Checkpointing#

Checkpointing is LangGraph’s mechanism for persisting graph state. After every superstep of graph execution, the checkpoint saver writes the current state to durable storage. This enables time-travel debugging, human-in-the-loop workflows, error recovery, and multi-turn conversations.

langgraph-checkpoint-redis implements the LangGraph BaseCheckpointSaver interface using Redis as the storage backend.

Why Checkpointing Matters#

Without checkpointing, graph state exists only in memory for the duration of a single invocation. Checkpointing solves several problems:

  • Conversation continuity – A user can return to a conversation hours later and resume from where they left off.

  • Human-in-the-loop – The graph can pause at an interrupt point, wait for human approval, and resume from the saved state.

  • Fault tolerance – If a process crashes mid-execution, the graph can restart from the last committed checkpoint.

  • Debugging – You can inspect the full history of state transitions for a given thread.

Threads and Namespaces#

Every checkpoint is associated with a thread and a namespace:

  • Thread ID – Identifies a single conversation or execution session. All checkpoints for one conversation share the same thread ID.

  • Checkpoint namespace – Distinguishes between parent graphs and subgraphs within the same thread. The root graph uses an empty namespace; subgraphs use a hierarchical namespace like "subgraph:node_name".

Together, thread_id and checkpoint_ns form the scope for checkpoint queries. When you call graph.invoke(input, config), the thread_id in the config determines which checkpoint history to use.

config = {"configurable": {"thread_id": "user-123-session-1"}}
result = graph.invoke({"messages": [("human", "Hello")]}, config)

Checkpoint Lifecycle#

Writing#

After each superstep, LangGraph calls put() on the checkpoint saver with:

  • Checkpoint – The serialized graph state, including a unique checkpoint_id (ULID-based for chronological ordering).

  • Metadata – Source ("input" or "loop"), step number, and write details.

  • Channel values – The current values of all graph channels, stored as separate blobs for efficient partial reads.

  • Pending writes – Any writes from the current step that have not yet been committed to channel values.

The saver stores these as JSON documents in Redis with RediSearch indexes for efficient querying.

Reading#

When a graph resumes, it calls get_tuple() to retrieve the latest (or a specific) checkpoint. The saver:

  1. Queries the checkpoint index for the matching thread_id and checkpoint_ns.
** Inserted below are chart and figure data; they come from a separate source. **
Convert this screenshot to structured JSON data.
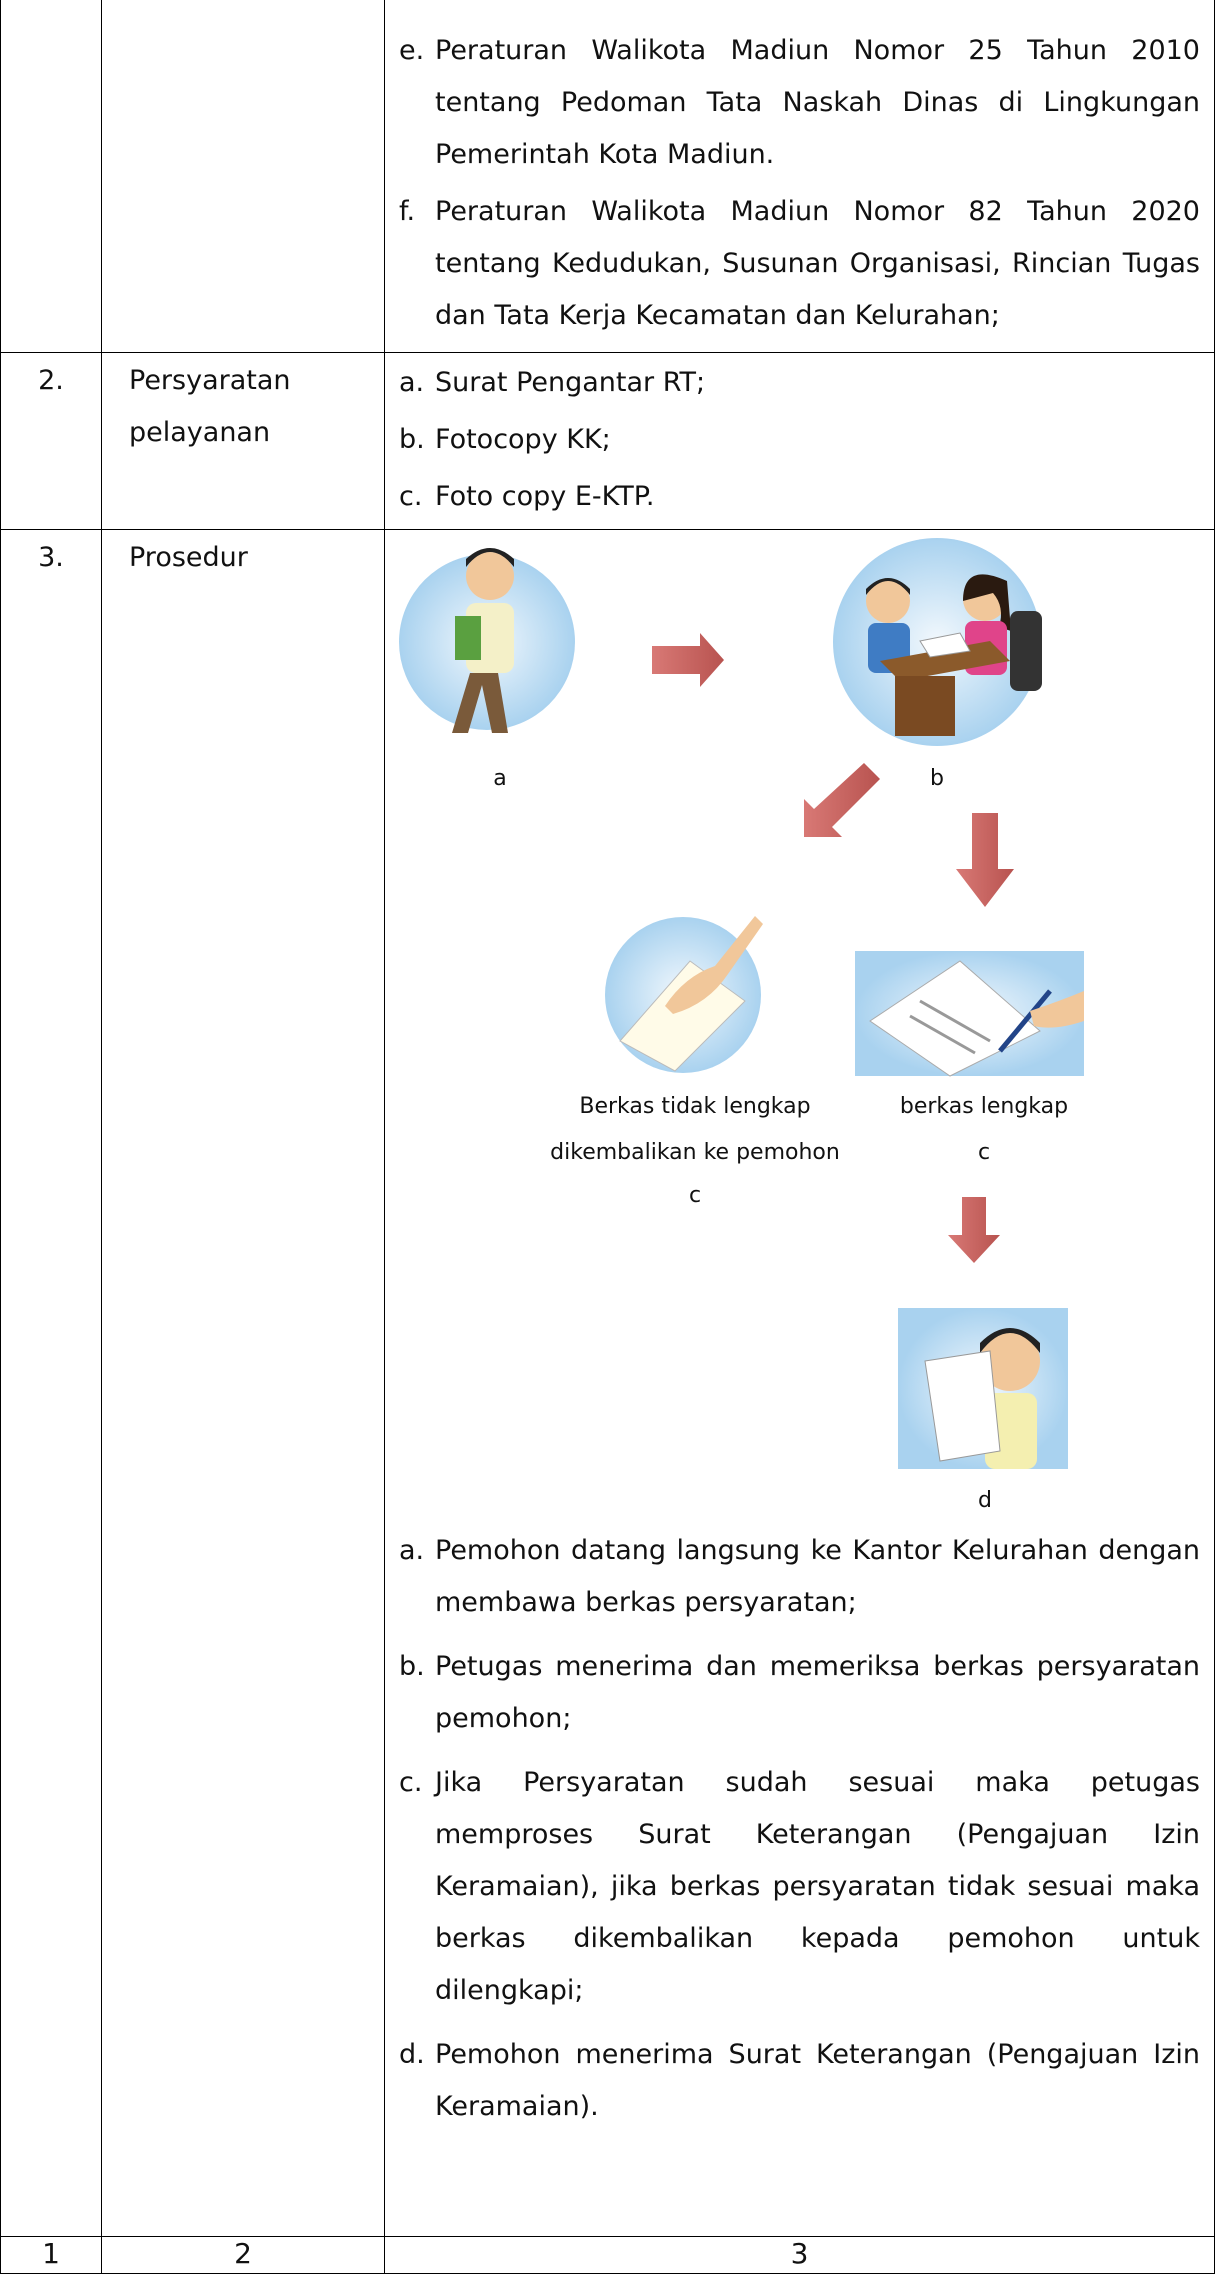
{
  "table": {
    "rows": [
      {
        "items": [
          {
            "marker": "e.",
            "text": "Peraturan Walikota Madiun Nomor 25 Tahun 2010 tentang Pedoman Tata Naskah Dinas di Lingkungan Pemerintah Kota Madiun."
          },
          {
            "marker": "f.",
            "text": "Peraturan Walikota Madiun Nomor 82 Tahun 2020 tentang Kedudukan, Susunan Organisasi, Rincian Tugas dan Tata Kerja Kecamatan dan Kelurahan;"
          }
        ]
      },
      {
        "number": "2.",
        "title": "Persyaratan pelayanan",
        "items": [
          {
            "marker": "a.",
            "text": "Surat Pengantar RT;"
          },
          {
            "marker": "b.",
            "text": "Fotocopy KK;"
          },
          {
            "marker": "c.",
            "text": "Foto copy E-KTP."
          }
        ]
      },
      {
        "number": "3.",
        "title": "Prosedur",
        "diagram": {
          "label_a": "a",
          "label_b": "b",
          "label_c_rejected": [
            "Berkas tidak lengkap",
            "dikembalikan ke pemohon",
            "c"
          ],
          "label_c_complete": [
            "berkas lengkap",
            "c"
          ],
          "label_d": "d"
        },
        "items": [
          {
            "marker": "a.",
            "text": "Pemohon datang langsung ke Kantor Kelurahan dengan membawa berkas persyaratan;"
          },
          {
            "marker": "b.",
            "text": "Petugas menerima dan memeriksa berkas persyaratan pemohon;"
          },
          {
            "marker": "c.",
            "text": "Jika Persyaratan sudah sesuai maka petugas memproses Surat Keterangan (Pengajuan Izin Keramaian), jika berkas persyaratan tidak sesuai maka berkas dikembalikan kepada pemohon untuk dilengkapi;"
          },
          {
            "marker": "d.",
            "text": "Pemohon menerima Surat Keterangan (Pengajuan Izin Keramaian)."
          }
        ]
      }
    ],
    "footer": [
      "1",
      "2",
      "3"
    ]
  }
}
  2. Fetches the checkpoint document, channel blobs, and pending writes.

  3. Deserializes and returns a CheckpointTuple containing the full state.

Listing#

list() returns an iterator over all checkpoints for a given thread, ordered by recency. This supports time-travel: you can retrieve any prior state by specifying a checkpoint_id in the config.

Channel Values and Blobs#

Channel values are the per-channel state of the graph (e.g., the messages list in a chat agent). Rather than storing all channel values inside the checkpoint document, the saver writes each channel as a separate blob keyed by channel name and version:

checkpoint_blob:{thread_id}:{namespace}:{channel}:{version}

This design has two benefits:

  • Deduplication – If a channel value does not change between supersteps, the blob is not rewritten. The checkpoint simply references the same version.
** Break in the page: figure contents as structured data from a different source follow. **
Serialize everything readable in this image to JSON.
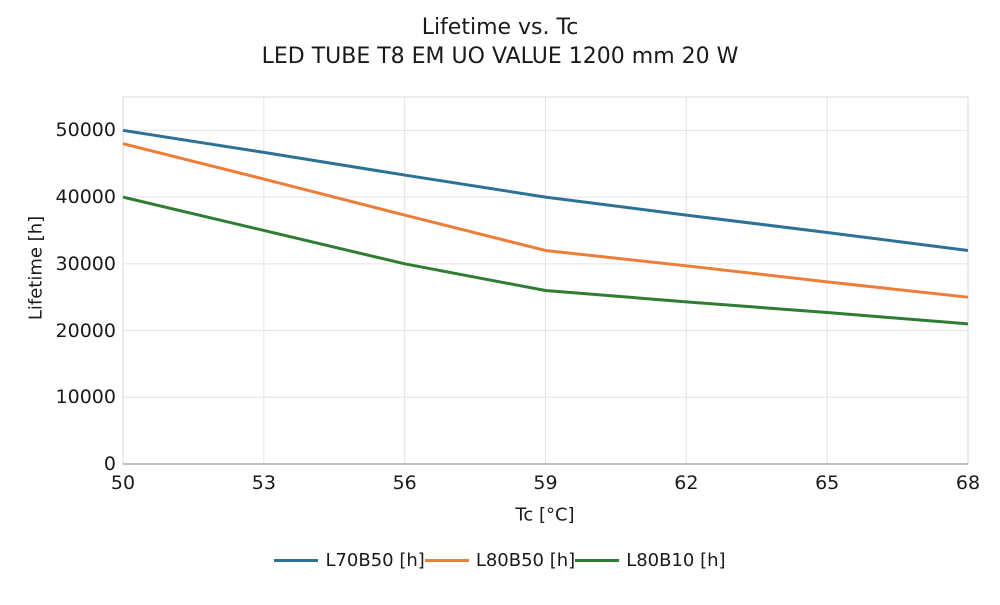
{
  "chart_data": {
    "type": "line",
    "title": "Lifetime vs. Tc",
    "subtitle": "LED TUBE T8 EM UO VALUE 1200 mm 20 W",
    "xlabel": "Tc [°C]",
    "ylabel": "Lifetime [h]",
    "x": [
      50,
      53,
      56,
      59,
      62,
      65,
      68
    ],
    "x_tick_labels": [
      "50",
      "53",
      "56",
      "59",
      "62",
      "65",
      "68"
    ],
    "y_tick_values": [
      0,
      10000,
      20000,
      30000,
      40000,
      50000
    ],
    "y_tick_labels": [
      "0",
      "10000",
      "20000",
      "30000",
      "40000",
      "50000"
    ],
    "xlim": [
      50,
      68
    ],
    "ylim": [
      0,
      55000
    ],
    "grid": true,
    "legend_position": "bottom",
    "series": [
      {
        "name": "L70B50 [h]",
        "color": "#2d7296",
        "values": [
          50000,
          46700,
          43300,
          40000,
          37300,
          34700,
          32000
        ]
      },
      {
        "name": "L80B50 [h]",
        "color": "#ee7d37",
        "values": [
          48000,
          42700,
          37300,
          32000,
          29700,
          27300,
          25000
        ]
      },
      {
        "name": "L80B10 [h]",
        "color": "#2e7d33",
        "values": [
          40000,
          35000,
          30000,
          26000,
          24300,
          22700,
          21000
        ]
      }
    ]
  },
  "colors": {
    "grid": "#e4e4e4",
    "frame": "#d9d9d9",
    "axis": "#ababab",
    "text": "#1a1a1a"
  }
}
  • Partial reads – When loading a checkpoint, only the blobs for channels that have changed need to be fetched.

Pending Writes#

Pending writes capture the outputs of individual tasks within a superstep before they are committed to channel values. They are stored as separate documents:

checkpoint_write:{thread_id}:{namespace}:{checkpoint_id}:{task_id}

Pending writes enable human-in-the-loop workflows. When a graph hits an interrupt, the writes from the interrupted step are saved but not committed. After human approval, the graph can resume and apply the pending writes.
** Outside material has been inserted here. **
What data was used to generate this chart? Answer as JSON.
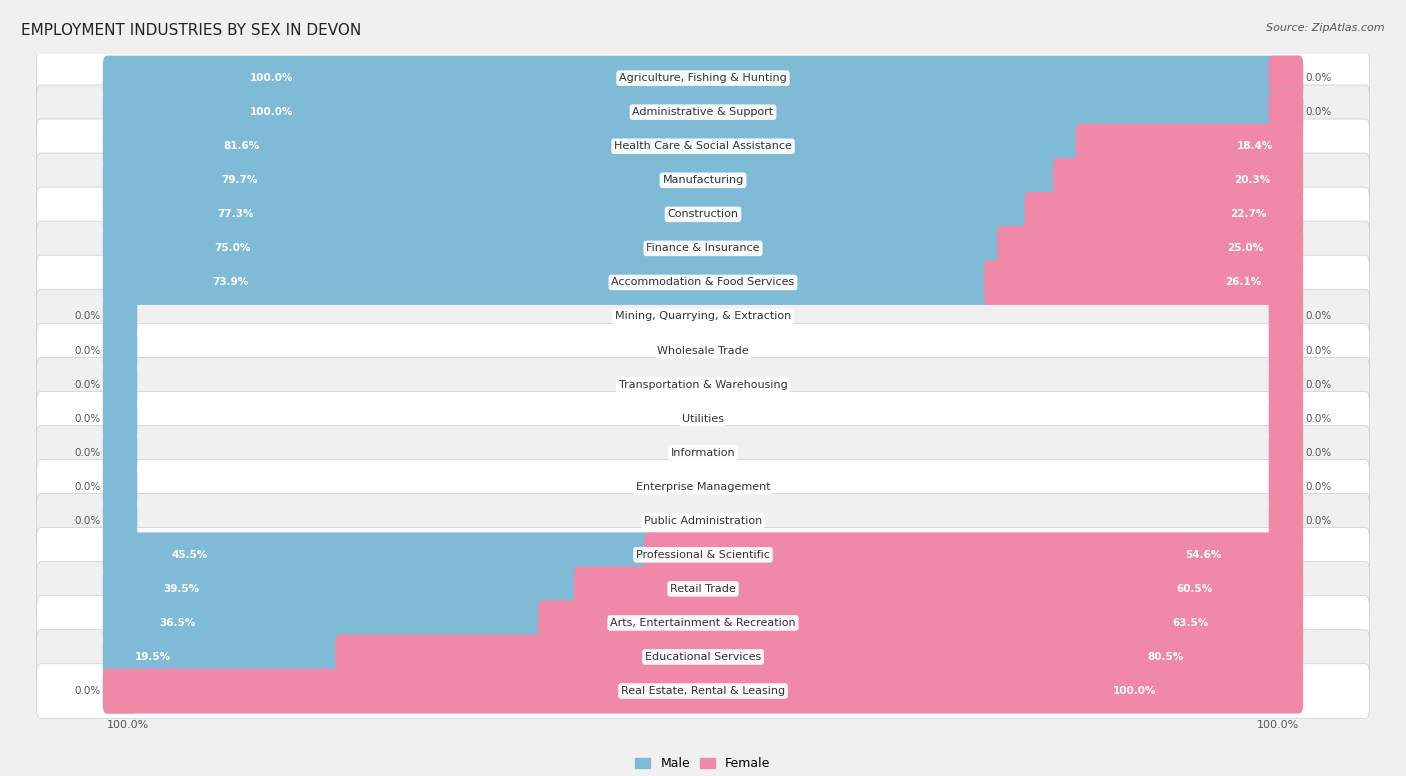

Full vs Shallow Checkpointers#

The library provides two checkpointer variants:

Full Checkpointer (RedisSaver / AsyncRedisSaver)#

Stores the complete checkpoint history for every thread. You can list all prior checkpoints, retrieve any historical state, and traverse the parent chain. This is the default and recommended choice for most applications.

Shallow Checkpointer (ShallowRedisSaver / AsyncShallowRedisSaver)#

Stores only the most recent checkpoint per thread. Previous checkpoints are overwritten. This reduces storage usage and is appropriate when you only need the latest state (e.g., a stateless API that resumes the most recent turn).

The shallow variant includes in-memory caching of key mappings and channel versions to reduce Redis round-trips during writes.

How Redis Stores Checkpoints#

Each checkpoint is a JSON document stored via RedisJSON:

{
    "thread_id": "user-123",
    "checkpoint_ns": "",
    "checkpoint_id": "01JEXAMPLE",
    "parent_checkpoint_id": "01JPARENT",
    "checkpoint": "{...serialized state...}",
    "metadata": "{...}",
    "source": "loop",
    "step": 3
}

A RediSearch index over these documents enables queries like “find the latest checkpoint for thread X” without scanning keys. The redisvl library builds and executes these queries using the schema defined in BaseRedisSaver.

Usage#

from langgraph.checkpoint.redis import RedisSaver

with RedisSaver.from_conn_string("redis://localhost:6379") as saver:
    saver.setup()
    graph = builder.compile(checkpointer=saver)

    config = {"configurable": {"thread_id": "thread-1"}}
    result = graph.invoke({"messages": [("human", "Hi")]}, config)

    # Resume the same thread later
    result = graph.invoke({"messages": [("human", "What did I say?")]}, config)